Thursday 10 February 2011

Compare & Contrast

Here is the original speech by Lord Phillips on the subject of judicial independence and the funding of the Supreme Court.

Here is the report by the BBC.

Please read both.  I have.  It seems to me that the essential message of the BBC article is that "The nasty Tory budget cuts are threatening the independence of the Supreme Court, which is naughty. That nice Labour man Lord Faulkner said right from the start how important it was to prevent this from ever happening".

The message of the original speech, however, seems to me to be that "Lord Faulkner was seriously challenged in Parliament over his previously inadequate safeguards for the independence of the Supreme Courts.  In response, he promised to introduce a carefully designed system of funding that would have provided the necessary independence.  However, the final Act of Parliament did not contain any such safeguards.  The present need for cuts is highlighting this failure".

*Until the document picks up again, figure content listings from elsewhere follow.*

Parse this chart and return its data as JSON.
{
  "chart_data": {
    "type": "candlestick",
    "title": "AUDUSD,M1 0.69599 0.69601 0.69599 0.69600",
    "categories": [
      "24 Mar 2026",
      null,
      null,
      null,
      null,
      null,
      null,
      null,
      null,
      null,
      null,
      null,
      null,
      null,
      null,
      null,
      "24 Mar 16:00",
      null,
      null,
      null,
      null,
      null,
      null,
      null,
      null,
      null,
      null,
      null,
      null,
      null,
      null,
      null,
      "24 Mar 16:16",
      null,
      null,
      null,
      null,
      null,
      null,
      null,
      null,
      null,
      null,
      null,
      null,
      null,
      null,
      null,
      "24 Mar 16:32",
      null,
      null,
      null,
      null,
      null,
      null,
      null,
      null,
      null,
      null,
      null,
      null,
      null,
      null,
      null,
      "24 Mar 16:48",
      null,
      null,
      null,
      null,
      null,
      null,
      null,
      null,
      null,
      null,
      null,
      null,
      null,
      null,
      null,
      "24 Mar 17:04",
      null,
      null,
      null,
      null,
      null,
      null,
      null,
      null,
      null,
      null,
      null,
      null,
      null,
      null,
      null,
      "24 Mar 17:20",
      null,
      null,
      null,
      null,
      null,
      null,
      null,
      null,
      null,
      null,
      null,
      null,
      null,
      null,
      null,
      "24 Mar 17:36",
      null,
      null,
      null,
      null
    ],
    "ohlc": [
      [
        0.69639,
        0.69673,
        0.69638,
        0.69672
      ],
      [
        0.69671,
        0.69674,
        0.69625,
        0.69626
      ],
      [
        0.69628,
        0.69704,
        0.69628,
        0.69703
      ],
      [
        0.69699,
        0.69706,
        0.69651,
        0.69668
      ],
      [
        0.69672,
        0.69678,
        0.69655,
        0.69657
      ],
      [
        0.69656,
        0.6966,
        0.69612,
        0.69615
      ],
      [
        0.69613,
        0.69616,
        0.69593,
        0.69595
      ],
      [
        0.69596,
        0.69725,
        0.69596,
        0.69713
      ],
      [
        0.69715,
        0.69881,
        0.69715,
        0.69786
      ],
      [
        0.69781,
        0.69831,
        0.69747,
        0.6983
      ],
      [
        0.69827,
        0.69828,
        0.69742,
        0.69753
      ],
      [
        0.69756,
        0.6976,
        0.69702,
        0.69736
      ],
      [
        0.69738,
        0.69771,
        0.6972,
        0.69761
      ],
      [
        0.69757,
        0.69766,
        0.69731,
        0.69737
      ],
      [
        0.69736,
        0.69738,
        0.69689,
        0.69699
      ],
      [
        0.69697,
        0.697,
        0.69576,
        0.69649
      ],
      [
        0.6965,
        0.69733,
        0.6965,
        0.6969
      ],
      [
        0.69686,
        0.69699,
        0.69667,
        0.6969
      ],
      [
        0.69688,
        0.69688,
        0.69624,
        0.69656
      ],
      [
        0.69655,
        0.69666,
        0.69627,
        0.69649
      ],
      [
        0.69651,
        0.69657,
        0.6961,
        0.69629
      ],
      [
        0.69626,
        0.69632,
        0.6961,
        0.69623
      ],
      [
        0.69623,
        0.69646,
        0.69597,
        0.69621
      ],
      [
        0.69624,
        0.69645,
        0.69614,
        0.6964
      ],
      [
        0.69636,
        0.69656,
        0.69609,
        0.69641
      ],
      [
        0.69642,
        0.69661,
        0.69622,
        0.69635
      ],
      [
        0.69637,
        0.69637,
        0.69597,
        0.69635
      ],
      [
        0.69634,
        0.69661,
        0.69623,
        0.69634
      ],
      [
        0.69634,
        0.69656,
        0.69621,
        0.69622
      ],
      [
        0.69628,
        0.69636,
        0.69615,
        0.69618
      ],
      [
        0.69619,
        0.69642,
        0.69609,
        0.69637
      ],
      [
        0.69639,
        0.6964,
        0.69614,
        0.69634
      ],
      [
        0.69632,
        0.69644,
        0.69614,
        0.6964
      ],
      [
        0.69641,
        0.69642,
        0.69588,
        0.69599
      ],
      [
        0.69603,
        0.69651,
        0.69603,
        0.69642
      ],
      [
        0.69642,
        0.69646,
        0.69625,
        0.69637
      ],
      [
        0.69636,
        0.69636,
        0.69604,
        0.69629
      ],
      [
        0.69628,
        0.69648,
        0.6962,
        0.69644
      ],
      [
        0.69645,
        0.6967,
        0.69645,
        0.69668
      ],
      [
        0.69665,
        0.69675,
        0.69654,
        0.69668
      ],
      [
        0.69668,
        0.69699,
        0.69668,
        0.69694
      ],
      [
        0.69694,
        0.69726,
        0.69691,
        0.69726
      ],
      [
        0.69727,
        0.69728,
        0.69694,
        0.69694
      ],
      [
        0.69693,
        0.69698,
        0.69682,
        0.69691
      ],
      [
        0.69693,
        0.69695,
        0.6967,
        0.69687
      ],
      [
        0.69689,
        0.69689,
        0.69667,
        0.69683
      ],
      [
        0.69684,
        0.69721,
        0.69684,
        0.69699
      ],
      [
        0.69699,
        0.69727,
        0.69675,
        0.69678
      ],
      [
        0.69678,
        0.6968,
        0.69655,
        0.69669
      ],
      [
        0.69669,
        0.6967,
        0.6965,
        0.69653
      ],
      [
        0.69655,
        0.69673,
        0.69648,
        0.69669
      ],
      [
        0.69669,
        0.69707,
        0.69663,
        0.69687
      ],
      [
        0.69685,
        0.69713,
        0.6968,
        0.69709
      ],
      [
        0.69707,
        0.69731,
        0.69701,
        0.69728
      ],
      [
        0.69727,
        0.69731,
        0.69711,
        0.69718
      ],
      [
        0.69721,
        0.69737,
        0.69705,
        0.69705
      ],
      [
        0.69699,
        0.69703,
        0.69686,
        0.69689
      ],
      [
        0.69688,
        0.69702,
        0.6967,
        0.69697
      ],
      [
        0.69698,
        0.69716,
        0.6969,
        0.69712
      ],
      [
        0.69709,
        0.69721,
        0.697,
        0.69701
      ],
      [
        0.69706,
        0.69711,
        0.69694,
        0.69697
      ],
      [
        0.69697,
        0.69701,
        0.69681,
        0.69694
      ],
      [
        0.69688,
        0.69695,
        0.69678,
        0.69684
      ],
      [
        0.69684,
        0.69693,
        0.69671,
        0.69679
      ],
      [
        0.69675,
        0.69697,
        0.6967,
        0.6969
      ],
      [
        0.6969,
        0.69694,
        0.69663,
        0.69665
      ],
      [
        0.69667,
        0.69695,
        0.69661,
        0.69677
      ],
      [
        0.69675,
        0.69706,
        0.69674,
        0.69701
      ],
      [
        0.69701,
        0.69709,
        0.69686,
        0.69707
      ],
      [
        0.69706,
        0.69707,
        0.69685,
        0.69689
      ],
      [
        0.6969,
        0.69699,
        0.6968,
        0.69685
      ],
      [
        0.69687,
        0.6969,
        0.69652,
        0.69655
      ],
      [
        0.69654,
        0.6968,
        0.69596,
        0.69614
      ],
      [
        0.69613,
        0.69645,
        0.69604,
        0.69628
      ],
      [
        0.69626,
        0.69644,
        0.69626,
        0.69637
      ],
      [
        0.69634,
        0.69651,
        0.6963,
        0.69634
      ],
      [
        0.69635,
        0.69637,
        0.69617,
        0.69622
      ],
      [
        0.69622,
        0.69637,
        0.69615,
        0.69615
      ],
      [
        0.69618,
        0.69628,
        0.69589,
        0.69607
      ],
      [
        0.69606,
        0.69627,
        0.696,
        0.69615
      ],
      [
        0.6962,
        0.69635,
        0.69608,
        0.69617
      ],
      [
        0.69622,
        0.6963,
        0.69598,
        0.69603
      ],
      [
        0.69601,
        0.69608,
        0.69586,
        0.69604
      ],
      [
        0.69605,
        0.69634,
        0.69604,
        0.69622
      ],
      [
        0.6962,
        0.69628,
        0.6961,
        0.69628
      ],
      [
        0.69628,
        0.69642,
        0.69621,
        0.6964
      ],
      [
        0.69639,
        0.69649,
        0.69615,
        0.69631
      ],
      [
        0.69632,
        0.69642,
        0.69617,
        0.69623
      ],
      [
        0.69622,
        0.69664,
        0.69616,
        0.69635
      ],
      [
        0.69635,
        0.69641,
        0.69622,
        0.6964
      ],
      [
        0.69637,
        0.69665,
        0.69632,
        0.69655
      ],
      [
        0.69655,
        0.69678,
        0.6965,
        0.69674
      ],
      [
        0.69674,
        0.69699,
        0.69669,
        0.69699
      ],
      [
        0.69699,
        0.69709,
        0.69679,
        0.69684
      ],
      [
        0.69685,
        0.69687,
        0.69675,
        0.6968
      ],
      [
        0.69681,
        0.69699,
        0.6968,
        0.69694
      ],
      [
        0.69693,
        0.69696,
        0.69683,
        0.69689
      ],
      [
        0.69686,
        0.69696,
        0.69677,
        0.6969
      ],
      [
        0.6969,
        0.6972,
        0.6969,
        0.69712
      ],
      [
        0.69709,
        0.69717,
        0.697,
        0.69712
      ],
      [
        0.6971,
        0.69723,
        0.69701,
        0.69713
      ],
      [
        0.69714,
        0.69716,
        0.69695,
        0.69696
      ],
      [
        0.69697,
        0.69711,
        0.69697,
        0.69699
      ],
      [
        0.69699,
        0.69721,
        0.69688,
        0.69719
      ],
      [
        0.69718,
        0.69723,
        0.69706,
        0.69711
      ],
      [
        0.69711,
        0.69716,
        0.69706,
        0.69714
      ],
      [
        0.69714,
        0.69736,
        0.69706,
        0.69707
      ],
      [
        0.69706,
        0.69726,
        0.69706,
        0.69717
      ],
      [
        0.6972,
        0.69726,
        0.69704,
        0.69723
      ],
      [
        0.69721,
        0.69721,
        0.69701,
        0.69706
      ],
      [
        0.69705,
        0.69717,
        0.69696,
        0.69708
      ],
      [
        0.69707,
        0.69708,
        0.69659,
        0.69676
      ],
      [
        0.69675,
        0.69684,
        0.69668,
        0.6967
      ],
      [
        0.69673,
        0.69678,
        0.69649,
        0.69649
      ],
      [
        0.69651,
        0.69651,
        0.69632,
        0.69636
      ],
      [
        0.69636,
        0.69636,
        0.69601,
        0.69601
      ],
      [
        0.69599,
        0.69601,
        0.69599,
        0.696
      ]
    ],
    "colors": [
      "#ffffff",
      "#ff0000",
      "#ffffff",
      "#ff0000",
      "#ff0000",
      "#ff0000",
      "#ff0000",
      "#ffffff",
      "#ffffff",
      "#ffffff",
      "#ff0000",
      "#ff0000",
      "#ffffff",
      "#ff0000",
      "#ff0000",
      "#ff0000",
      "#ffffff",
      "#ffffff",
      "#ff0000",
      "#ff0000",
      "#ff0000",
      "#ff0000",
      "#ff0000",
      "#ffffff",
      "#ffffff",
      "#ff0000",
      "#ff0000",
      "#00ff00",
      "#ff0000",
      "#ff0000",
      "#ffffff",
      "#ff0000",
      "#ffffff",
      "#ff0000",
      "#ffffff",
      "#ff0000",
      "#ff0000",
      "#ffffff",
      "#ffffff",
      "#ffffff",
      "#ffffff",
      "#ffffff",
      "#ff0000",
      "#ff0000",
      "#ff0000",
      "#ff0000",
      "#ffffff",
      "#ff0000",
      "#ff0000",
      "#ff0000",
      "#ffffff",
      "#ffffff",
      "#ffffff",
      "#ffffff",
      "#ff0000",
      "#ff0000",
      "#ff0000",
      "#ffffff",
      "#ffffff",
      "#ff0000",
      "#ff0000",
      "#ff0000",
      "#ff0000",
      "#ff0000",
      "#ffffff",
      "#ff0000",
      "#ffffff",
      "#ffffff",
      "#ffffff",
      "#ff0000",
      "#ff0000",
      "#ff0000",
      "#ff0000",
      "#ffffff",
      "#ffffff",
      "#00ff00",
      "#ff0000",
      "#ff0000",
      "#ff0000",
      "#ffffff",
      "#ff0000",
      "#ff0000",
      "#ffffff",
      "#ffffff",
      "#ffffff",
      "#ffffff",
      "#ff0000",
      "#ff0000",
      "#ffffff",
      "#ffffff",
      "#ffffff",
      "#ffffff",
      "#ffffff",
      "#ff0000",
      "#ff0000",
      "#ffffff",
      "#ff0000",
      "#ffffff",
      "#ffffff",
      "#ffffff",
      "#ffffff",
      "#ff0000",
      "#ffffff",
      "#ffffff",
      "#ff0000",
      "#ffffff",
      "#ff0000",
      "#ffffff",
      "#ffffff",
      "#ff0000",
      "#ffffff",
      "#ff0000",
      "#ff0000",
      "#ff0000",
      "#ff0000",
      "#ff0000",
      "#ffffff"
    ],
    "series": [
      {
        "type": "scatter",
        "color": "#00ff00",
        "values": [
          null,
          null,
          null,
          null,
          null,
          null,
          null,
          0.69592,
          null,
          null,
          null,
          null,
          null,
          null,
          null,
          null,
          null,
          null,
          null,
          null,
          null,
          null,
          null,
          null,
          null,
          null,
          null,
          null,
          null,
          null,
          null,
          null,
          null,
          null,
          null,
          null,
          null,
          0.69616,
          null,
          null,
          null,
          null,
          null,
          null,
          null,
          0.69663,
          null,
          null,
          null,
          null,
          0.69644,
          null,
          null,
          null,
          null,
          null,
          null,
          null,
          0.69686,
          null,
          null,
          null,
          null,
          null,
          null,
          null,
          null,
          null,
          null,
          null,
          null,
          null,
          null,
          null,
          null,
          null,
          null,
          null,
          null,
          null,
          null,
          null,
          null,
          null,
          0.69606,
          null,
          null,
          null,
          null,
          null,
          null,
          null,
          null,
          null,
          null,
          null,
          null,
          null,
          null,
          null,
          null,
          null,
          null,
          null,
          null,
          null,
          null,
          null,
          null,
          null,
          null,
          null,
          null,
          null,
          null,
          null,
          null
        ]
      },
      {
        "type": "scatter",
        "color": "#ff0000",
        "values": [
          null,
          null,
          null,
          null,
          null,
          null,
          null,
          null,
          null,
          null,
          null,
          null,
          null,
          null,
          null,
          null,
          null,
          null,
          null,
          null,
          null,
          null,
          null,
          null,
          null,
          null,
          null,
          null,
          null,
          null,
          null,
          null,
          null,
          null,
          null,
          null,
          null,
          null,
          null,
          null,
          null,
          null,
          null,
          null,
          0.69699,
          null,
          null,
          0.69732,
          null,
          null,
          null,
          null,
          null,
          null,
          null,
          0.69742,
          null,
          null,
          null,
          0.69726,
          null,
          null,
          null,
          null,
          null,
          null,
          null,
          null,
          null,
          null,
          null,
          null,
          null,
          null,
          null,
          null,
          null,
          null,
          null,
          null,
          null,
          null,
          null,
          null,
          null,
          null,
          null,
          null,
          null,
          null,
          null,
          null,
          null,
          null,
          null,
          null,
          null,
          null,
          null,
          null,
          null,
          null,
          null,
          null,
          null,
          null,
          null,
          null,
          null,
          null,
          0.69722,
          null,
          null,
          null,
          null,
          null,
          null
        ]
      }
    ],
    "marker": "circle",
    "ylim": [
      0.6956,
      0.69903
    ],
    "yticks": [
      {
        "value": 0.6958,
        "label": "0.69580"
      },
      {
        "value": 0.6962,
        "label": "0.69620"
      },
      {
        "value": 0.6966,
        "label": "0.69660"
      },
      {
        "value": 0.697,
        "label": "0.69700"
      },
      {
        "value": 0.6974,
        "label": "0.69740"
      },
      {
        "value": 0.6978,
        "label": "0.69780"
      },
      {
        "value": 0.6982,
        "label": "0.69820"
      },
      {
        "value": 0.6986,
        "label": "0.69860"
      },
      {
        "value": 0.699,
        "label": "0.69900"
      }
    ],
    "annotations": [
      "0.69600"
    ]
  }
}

This is, of course, slightly different.  Am I being paranoid here?

1 comment:

  1. Power corrupts and absolute power corrupts absolutely.

    Who sits on the Judicial Appointment Board's selection panels and who marks the papers still remains opaque. Who selects the Law Lords? So Clarke could quite conceivably create a Frankenstein*.

    Law Lords are bright enough to realise it is ill advised to bite the hand that feeds them** and to have a secure food source is a nice place to be. I like the clever way Clarke construed it to infer the Supreme Court may regard itself as superior and could be perceived as greedy.

    We have this ECHR kerfuffle partly as a result of Lord Phillips criticising the ECHR, rather than the Executive, to demonstrate a role to the Supreme Court. The media picked up on it.

    His Lordship really should be more careful about what he says. ;-)

    *who, when he saw others doing something, wanted to do it himself.

    **which is why the media do not get held to account.